健康保険は、内縁関係でも条件に当てはまります。
○親族
親族での違いは、親族の範囲です。
上記の図は、全体が所得税での親族の範囲で、赤枠が健康保険での親族の範囲です。
所得税での親族の範囲は、6親等内の血族及び3親等内の姻族となっています。
健康保険では、被保険者の直系尊属(父母、祖父母等本人より前の世代の直通する系統の親族)・子、孫及び兄弟姉妹は、被保険者により生計を立てていれば要件に当てはまります。ただし、上記以外の3親等内の親族は被保険者と同居していることが条件です。
○年齢
所得税では、配偶者は特に年齢制限はありませんが、親族は「16歳以上」が扶養控除の要件です。
健康保険は、配偶者・親族の区分なく制限がありません。
なお、75歳以上からは後期高齢者医療制度に加入することになりますので、75歳未満の方が扶養の要件となります。
○年間給与収入
所得税と健康保険の年間給与収入の違いは、「金額の限度」・「通勤手当含むか否か」・「対象期間」です。

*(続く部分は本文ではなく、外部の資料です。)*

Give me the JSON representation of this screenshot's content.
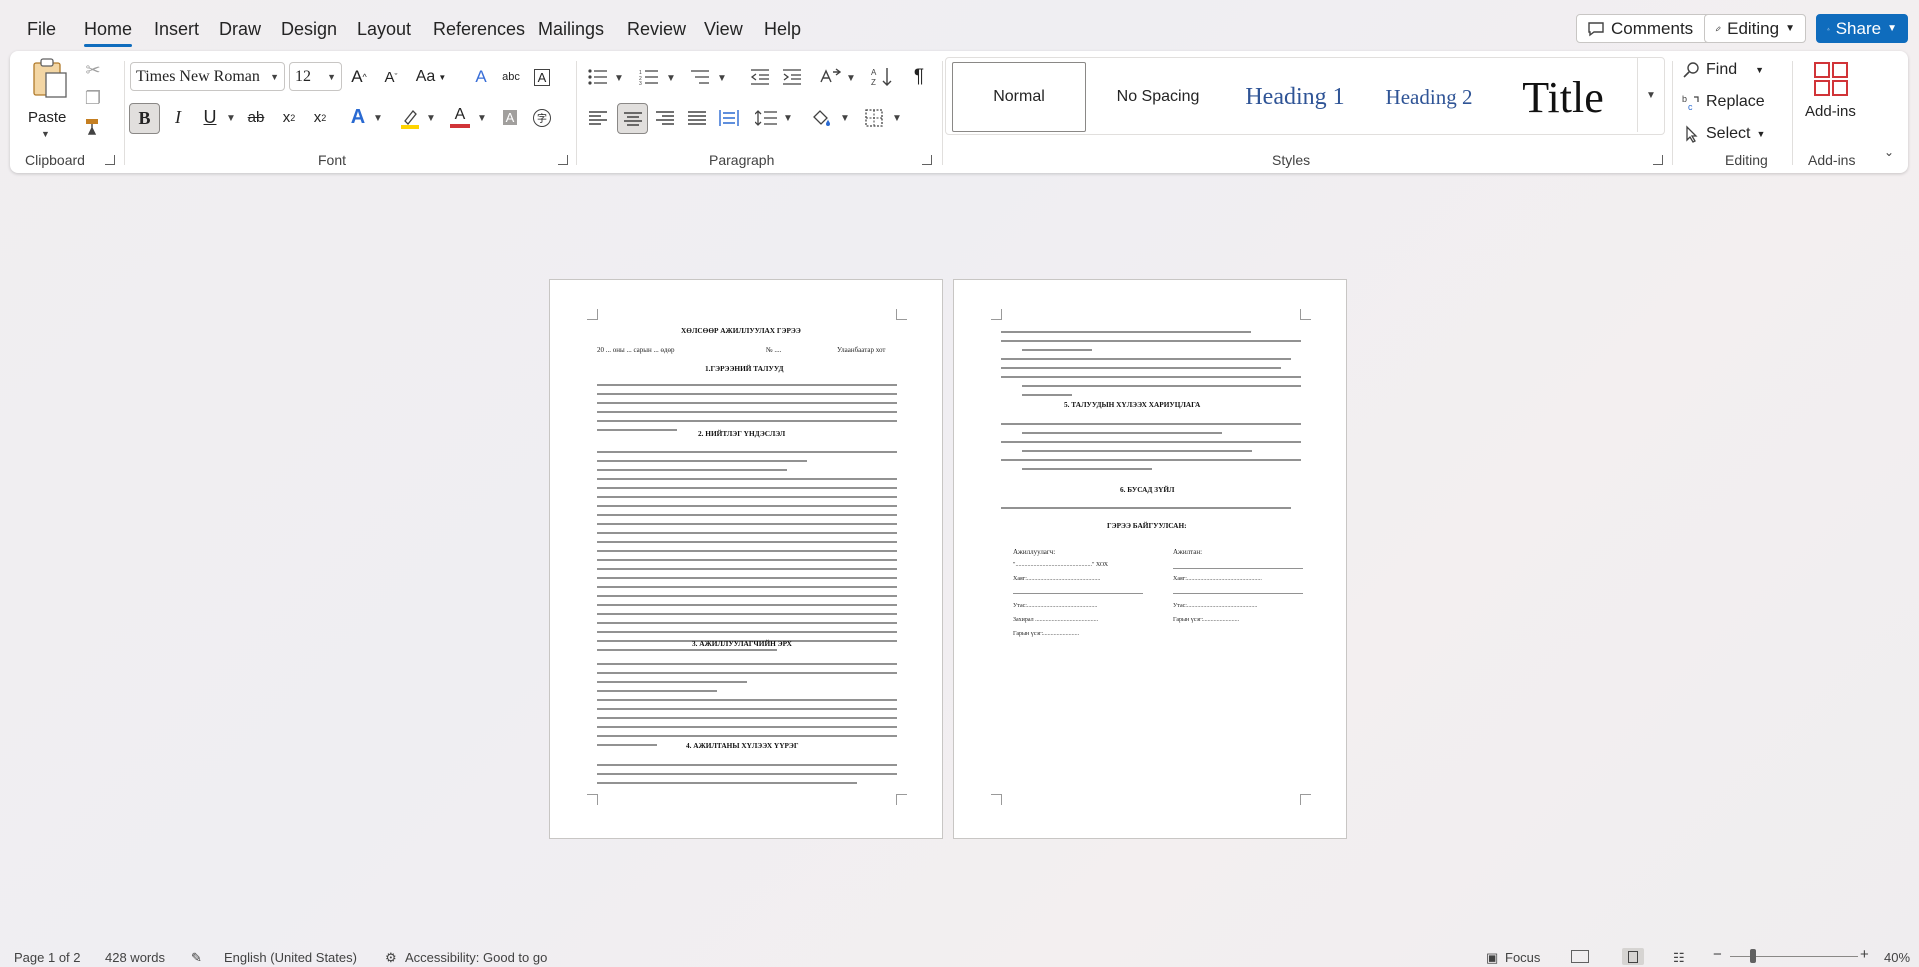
{
  "menu": {
    "tabs": [
      {
        "label": "File"
      },
      {
        "label": "Home"
      },
      {
        "label": "Insert"
      },
      {
        "label": "Draw"
      },
      {
        "label": "Design"
      },
      {
        "label": "Layout"
      },
      {
        "label": "References"
      },
      {
        "label": "Mailings"
      },
      {
        "label": "Review"
      },
      {
        "label": "View"
      },
      {
        "label": "Help"
      }
    ],
    "active": "Home",
    "comments_label": "Comments",
    "editing_label": "Editing",
    "share_label": "Share"
  },
  "ribbon": {
    "clipboard": {
      "paste_label": "Paste",
      "group_label": "Clipboard"
    },
    "font": {
      "name": "Times New Roman",
      "size": "12",
      "group_label": "Font",
      "grow": "A^",
      "shrink": "A˅",
      "case": "Aa"
    },
    "paragraph": {
      "group_label": "Paragraph"
    },
    "styles": {
      "group_label": "Styles",
      "items": [
        {
          "label": "Normal"
        },
        {
          "label": "No Spacing"
        },
        {
          "label": "Heading 1"
        },
        {
          "label": "Heading 2"
        },
        {
          "label": "Title"
        }
      ]
    },
    "editing": {
      "group_label": "Editing",
      "find": "Find",
      "replace": "Replace",
      "select": "Select"
    },
    "addins": {
      "label": "Add-ins",
      "group_label": "Add-ins"
    }
  },
  "document": {
    "page1": {
      "title": "ХӨЛСӨӨР АЖИЛЛУУЛАХ ГЭРЭЭ",
      "date_line_left": "20 ... оны ... сарын ... өдөр",
      "date_line_mid": "№ ....",
      "date_line_right": "Улаанбаатар хот",
      "s1": "1.ГЭРЭЭНИЙ ТАЛУУД",
      "s2": "2. НИЙТЛЭГ ҮНДЭСЛЭЛ",
      "s3": "3. АЖИЛЛУУЛАГЧИЙН ЭРХ",
      "s4": "4. АЖИЛТАНЫ ХҮЛЭЭХ ҮҮРЭГ"
    },
    "page2": {
      "s5": "5.        ТАЛУУДЫН ХҮЛЭЭХ ХАРИУЦЛАГА",
      "s6": "6.   БУСАД ЗҮЙЛ",
      "sign_title": "ГЭРЭЭ БАЙГУУЛСАН:",
      "employer_label": "Ажиллуулагч:",
      "employee_label": "Ажилтан:",
      "employer_company": "\"...................................................\" ХОХ",
      "address_left": "Хаяг:.................................................",
      "address_right": "Хаяг:..................................................",
      "phone_left": "Утас:...............................................",
      "phone_right": "Утас:...............................................",
      "director": "Захирал ..........................................",
      "sign_left": "Гарын үсэг:........................",
      "sign_right": "Гарын үсэг:........................"
    }
  },
  "status": {
    "page": "Page 1 of 2",
    "words": "428 words",
    "language": "English (United States)",
    "accessibility": "Accessibility: Good to go",
    "focus": "Focus",
    "zoom": "40%"
  },
  "colors": {
    "accent": "#0f6cbd",
    "font_red": "#d13438",
    "highlight_yellow": "#ffd400"
  }
}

所得税では、配偶者と親族で扶養に該当する範囲が変わっています。
配偶者は平成30年から「150万円以下」である方が配偶者特別控除の満額を受けられる要件になりました。配偶者控除については「103万円以下」の方が該当します。ただし、配偶者控除・配偶者特別控除を受けるには納税者の年間給与収入も関係します。この点に関して以前コラムを書かせていただきましたので、よろしければご覧ください!
詳しく知りたい方は国税庁のリンクをクリックです!
親族については「103万円以下」である方が扶養に該当します。いわゆる「103万円の壁」です!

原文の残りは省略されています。